My only quibble with the book is that the resolution of the plot is pretty convoluted, but I may be saying that because I had a difficult time getting into the wartime characters and their desertions or presumed desertions.  I look forward to other books in the series, though I’ve heard they’re a mixed bag.

11 thoughts on “The Redbreast by Jo Nesbø

  1. I like the cover on the version you read, the one on the UK edition I read was nothing like as nice. I agree that the plot is convoluted and the battle scenes hard to keep straight, ie who was supposed to be on whose side! But I really love the depiction of Harry in this book, and the poignancy of the relationship he has with his colleague.

    Redbreast is first of a loose trilogy within the series, the other two are Nemesis and The Devil’s Star. I recommend reading them next because of Harry’s character development over these books – he gets to know a very significant character much better, who makes a brief appearance in Redbreast, and he solves the crime that’s left outstanding in Redbreast (the one personal to him) over these 2 books.

    I don’t think, from what I have heard, we have missed a great deal by not being able to read the first two books yet. One is set in Australia. I’ve heard from a reliable source that they are not as mature or interesting as the later books.

    • Thanks for the information about the first two books, Maxine. I always wonder if I should make the short drive to Canada to pick up books published earlier, but in this case, I think I’ll go on with the series instead of waiting until October for the first book to be published.

      Re: the U.S. cover. This picture didn’t include the “If you loved Stieg Larsson, you’ll love The Redbreast!!” sticker. Least helpful marketing information ever.

  2. Rebecca – Thanks for this thoughtful review. I agree with you about the war scenes. They aren’t my favourite part of the novel either. Much better depicted in my opinion is the Harry Hole character whom we see not just through his own eyes but through the eyes of others in the story. I think his character is nicely developed even in this particular novel and the other Harry Hole novels do that over time too.

    • Margot: I usually skim war scenes, which probably added to my confusion in this book. I’m looking forward to more Harry Hole (me and millions of others).

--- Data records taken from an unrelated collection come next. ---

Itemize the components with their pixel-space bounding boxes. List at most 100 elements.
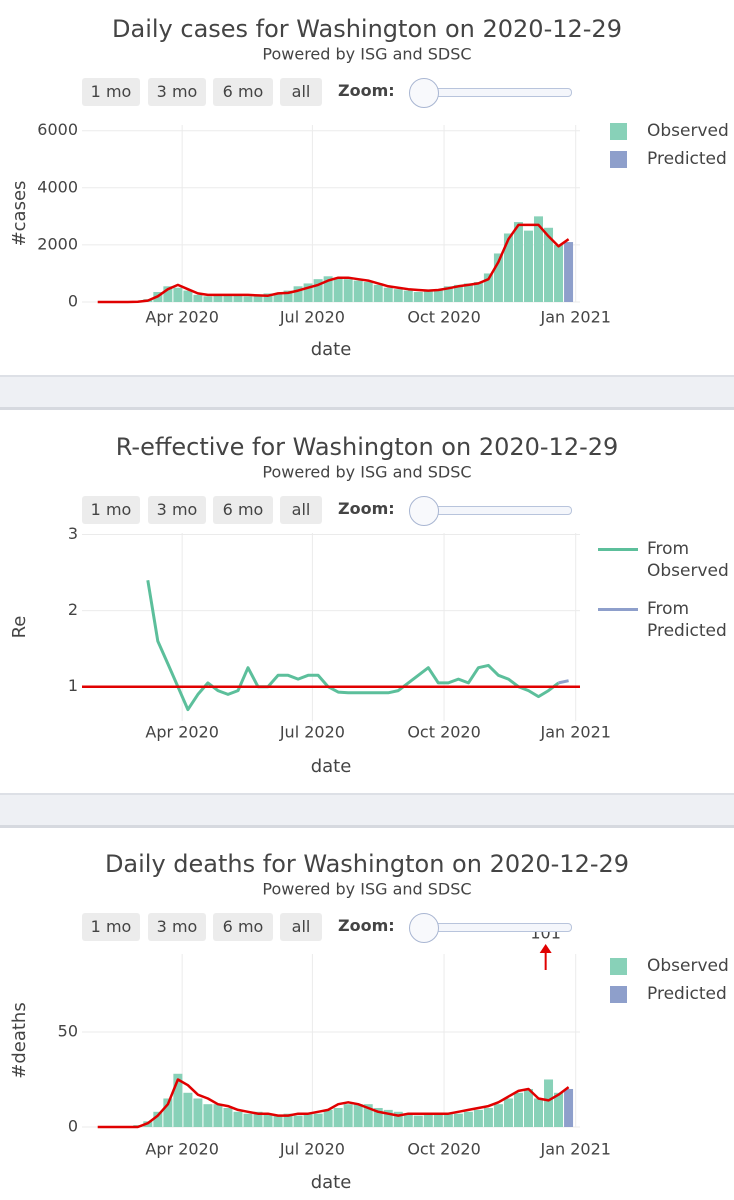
bar — [493, 253, 503, 302]
bar — [373, 1107, 383, 1127]
range-button[interactable]: 1 mo — [82, 78, 140, 106]
bar — [233, 295, 243, 302]
bar — [413, 1115, 423, 1127]
bar — [423, 290, 433, 302]
legend-entry[interactable]: Predicted — [610, 148, 730, 170]
legend-label: Predicted — [647, 984, 727, 1004]
range-button[interactable]: 3 mo — [148, 913, 206, 941]
range-button[interactable]: all — [280, 913, 322, 941]
bar — [513, 1092, 523, 1127]
bar — [393, 1111, 403, 1127]
x-tick-label: Jul 2020 — [279, 308, 345, 327]
bar — [333, 277, 343, 302]
bar — [173, 1073, 183, 1127]
bar — [443, 286, 453, 302]
bar — [283, 1113, 293, 1127]
bar — [313, 1113, 323, 1127]
range-button[interactable]: all — [280, 78, 322, 106]
bar — [463, 283, 473, 302]
bar — [173, 287, 183, 302]
bar — [363, 1104, 373, 1127]
range-button[interactable]: 6 mo — [213, 913, 273, 941]
range-button[interactable]: 6 mo — [213, 78, 273, 106]
bar — [483, 273, 493, 302]
x-tick-label: Oct 2020 — [407, 308, 480, 327]
x-axis-label: date — [311, 1172, 352, 1193]
bar — [564, 1088, 574, 1127]
bar — [303, 283, 313, 302]
legend-swatch — [610, 958, 627, 975]
bar — [383, 1109, 393, 1127]
bar — [403, 1113, 413, 1127]
bar — [483, 1107, 493, 1127]
bar — [263, 1113, 273, 1127]
y-tick-label: 0 — [68, 292, 78, 311]
bar — [293, 1115, 303, 1127]
chart-subtitle: Powered by ISG and SDSC — [262, 463, 471, 482]
y-tick-label: 4000 — [37, 177, 78, 196]
legend-entry[interactable]: From Observed — [598, 538, 729, 582]
legend-entry[interactable]: Predicted — [610, 983, 730, 1005]
bar — [263, 293, 273, 302]
line — [146, 579, 560, 712]
bar — [544, 1079, 554, 1127]
bar — [413, 292, 423, 302]
x-tick-label: Apr 2020 — [145, 723, 218, 742]
zoom-slider[interactable] — [409, 913, 439, 943]
legend: Observed Predicted — [610, 120, 730, 176]
bar — [203, 1104, 213, 1127]
zoom-slider[interactable] — [409, 496, 439, 526]
bar — [393, 289, 403, 302]
bar — [403, 290, 413, 302]
zoom-track — [420, 506, 572, 515]
chart-subtitle: Powered by ISG and SDSC — [262, 880, 471, 899]
bar — [433, 1113, 443, 1127]
zoom-slider[interactable] — [409, 78, 439, 108]
range-button[interactable]: 1 mo — [82, 496, 140, 524]
bar — [373, 284, 383, 302]
bar — [513, 222, 523, 302]
bar — [423, 1113, 433, 1127]
chart: R-effective for Washington on 2020-12-29… — [9, 433, 618, 777]
bar — [353, 280, 363, 302]
bar — [183, 1092, 193, 1127]
bar — [353, 1104, 363, 1127]
bar — [554, 1092, 564, 1127]
bar — [333, 1107, 343, 1127]
bar — [544, 227, 554, 302]
range-button[interactable]: 6 mo — [213, 496, 273, 524]
bar — [223, 1107, 233, 1127]
line — [97, 1078, 570, 1129]
bar — [473, 1109, 483, 1127]
legend-entry[interactable]: Observed — [610, 120, 730, 142]
legend-entry[interactable]: Observed — [610, 955, 730, 977]
bar — [554, 244, 564, 302]
y-tick-label: 6000 — [37, 120, 78, 139]
legend-swatch — [610, 151, 627, 168]
range-button[interactable]: 1 mo — [82, 913, 140, 941]
range-button[interactable]: 3 mo — [148, 78, 206, 106]
bar — [253, 294, 263, 302]
zoom-label: Zoom: — [338, 916, 395, 935]
x-tick-label: Oct 2020 — [407, 723, 480, 742]
line — [97, 223, 570, 304]
bar — [463, 1111, 473, 1127]
bar — [293, 286, 303, 302]
bar — [223, 294, 233, 302]
x-tick-label: Oct 2020 — [407, 1140, 480, 1159]
legend-swatch — [598, 548, 638, 551]
bar — [523, 230, 533, 302]
bar — [253, 1111, 263, 1127]
bar — [243, 296, 253, 302]
bar — [213, 1104, 223, 1127]
range-button[interactable]: all — [280, 496, 322, 524]
bar — [163, 1098, 173, 1127]
legend-label: Observed — [647, 956, 729, 976]
legend-entry[interactable]: From Predicted — [598, 598, 727, 642]
bar — [343, 279, 353, 302]
annotation-arrowhead — [539, 944, 552, 953]
chart-subtitle: Powered by ISG and SDSC — [262, 45, 471, 64]
bar — [564, 242, 574, 302]
range-button[interactable]: 3 mo — [148, 496, 206, 524]
bar — [313, 279, 323, 302]
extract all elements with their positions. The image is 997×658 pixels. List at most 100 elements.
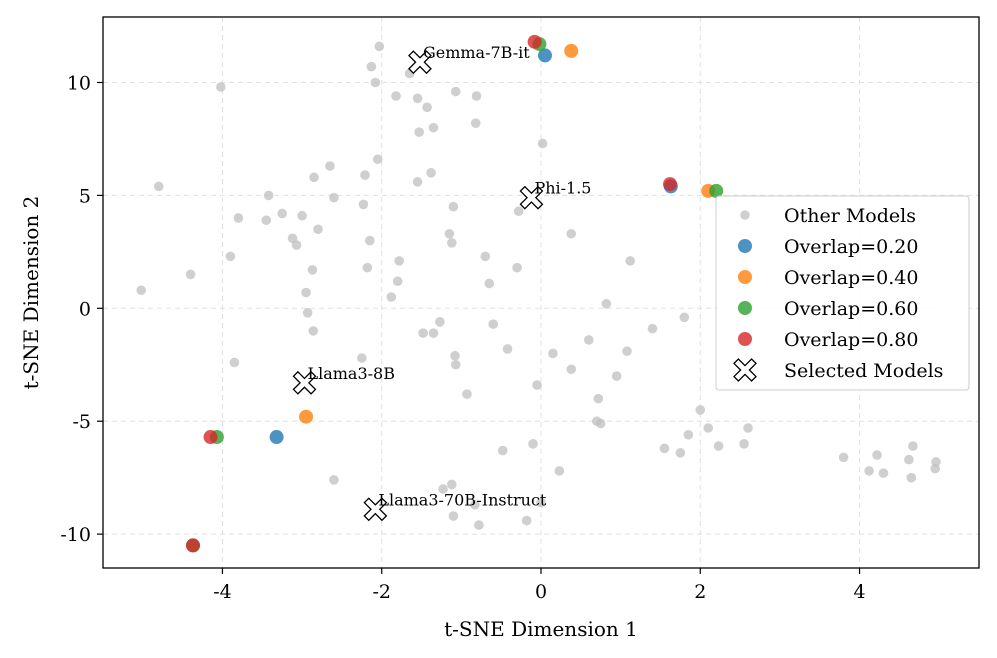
point-other-models	[601, 298, 612, 309]
point-other-models	[428, 328, 439, 338]
y-tick-label: 5	[79, 185, 91, 207]
point-other-models	[357, 353, 367, 363]
legend-box	[715, 195, 970, 391]
point-other-models	[931, 457, 941, 467]
point-other-models	[713, 441, 724, 451]
point-selected-models	[408, 50, 432, 75]
point-other-models	[412, 177, 423, 187]
point-other-models	[474, 520, 484, 530]
x-tick-label: 2	[694, 581, 706, 603]
point-other-models	[450, 359, 461, 370]
point-other-models	[308, 326, 319, 336]
point-other-models	[593, 393, 604, 404]
legend-marker	[738, 301, 752, 315]
point-other-models	[297, 210, 307, 221]
point-other-models	[521, 515, 532, 526]
legend-label: Overlap=0.60	[784, 298, 918, 320]
legend-label: Selected Models	[784, 360, 943, 382]
point-other-models	[864, 466, 874, 476]
y-axis-label: t-SNE Dimension 2	[19, 196, 43, 390]
point-other-models	[537, 138, 548, 149]
point-other-models	[358, 199, 369, 210]
point-other-models	[625, 256, 635, 266]
point-other-models	[743, 423, 753, 433]
point-selected-models	[292, 370, 317, 395]
point-other-models	[450, 350, 460, 361]
point-other-models	[360, 170, 370, 180]
point-other-models	[329, 475, 339, 485]
point-other-models	[647, 323, 658, 334]
point-overlap-0-40	[299, 409, 314, 424]
point-overlap-0-20	[537, 48, 552, 63]
point-other-models	[904, 454, 914, 465]
point-other-models	[412, 93, 423, 104]
point-other-models	[370, 77, 381, 88]
point-other-models	[447, 238, 457, 248]
point-other-models	[329, 192, 339, 203]
point-other-models	[488, 319, 499, 329]
point-other-models	[484, 278, 495, 289]
point-other-models	[528, 438, 538, 449]
annotation-label: Llama3-8B	[307, 364, 395, 383]
point-other-models	[595, 418, 606, 429]
point-other-models	[739, 438, 749, 449]
point-other-models	[554, 466, 565, 476]
point-other-models	[428, 122, 439, 133]
point-other-models	[394, 256, 405, 266]
point-other-models	[372, 154, 383, 165]
point-other-models	[659, 443, 670, 454]
point-other-models	[302, 308, 313, 318]
y-tick-label: -10	[60, 524, 91, 546]
point-other-models	[548, 348, 558, 359]
point-other-models	[447, 479, 457, 490]
point-overlap-0-80	[203, 430, 218, 445]
legend-label: Overlap=0.80	[784, 329, 918, 351]
point-other-models	[362, 262, 373, 273]
legend-label: Other Models	[784, 205, 916, 227]
annotation-label: Llama3-70B-Instruct	[378, 490, 547, 509]
point-other-models	[391, 91, 401, 101]
legend-marker	[738, 270, 752, 284]
point-overlap-0-20	[269, 430, 284, 445]
point-other-models	[448, 201, 459, 212]
point-other-models	[438, 484, 448, 494]
point-other-models	[683, 429, 694, 440]
point-other-models	[153, 181, 164, 192]
point-overlap-0-80	[185, 538, 200, 553]
point-other-models	[470, 118, 481, 128]
point-other-models	[675, 448, 686, 458]
point-other-models	[470, 499, 480, 510]
point-other-models	[307, 265, 318, 275]
point-other-models	[233, 213, 244, 223]
legend-marker	[738, 332, 752, 346]
point-other-models	[908, 441, 918, 451]
point-other-models	[325, 161, 335, 171]
point-other-models	[392, 276, 403, 287]
point-other-models	[185, 269, 196, 280]
point-other-models	[872, 450, 882, 460]
point-other-models	[136, 285, 147, 296]
point-other-models	[216, 82, 226, 92]
annotations: Gemma-7B-it Phi-1.5 Llama3-8B Llama3-70B-In…	[307, 43, 591, 509]
point-other-models	[502, 344, 513, 354]
point-other-models	[261, 215, 272, 226]
point-other-models	[366, 61, 377, 72]
point-other-models	[497, 445, 508, 456]
point-other-models	[364, 235, 375, 246]
data-points	[136, 34, 941, 553]
legend-marker	[733, 358, 757, 382]
point-other-models	[426, 168, 436, 178]
point-other-models	[532, 380, 542, 390]
point-other-models	[583, 335, 594, 345]
point-overlap-0-60	[709, 183, 724, 198]
point-other-models	[435, 317, 445, 327]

  3. It’s interesting to read the views of someone completely new to Nesbo. I liked him very much for a long time and I still enjoy the books but they have begun to pall a little and I have found other stuff I like to read more. I had forgotten how much I enjoyed ‘Redbreast’ at the time so thanks for reminding me.

  4. […] Ms. Wordopolis reads Jo Nesbo’s The Redbreast, and though finding the wartime scenes confusing and not engaging, she ended up taken by the characters. Though it’s her first foray into the Harry Hole series, she puts her finger on one of the author’s characteristics: extremely intricate, even convoluted plotting. […]

  5. I only read this recently & it was also my first Nesbo and confess that I wasn’t really taken with it. I quite like Harry, but not sure that it would be worth wading through another long & convoluted story just to read about him. I have to wonder how some modern writiers would manage if they had to stick to he page count of an 1950’s Penguin!

    • I liked Nemesis quite a bit more than Redbreast, but it has a bit of a slow start as well. I’ve heard enough good things about other books in the series so I’ll try Devil’s Star as well.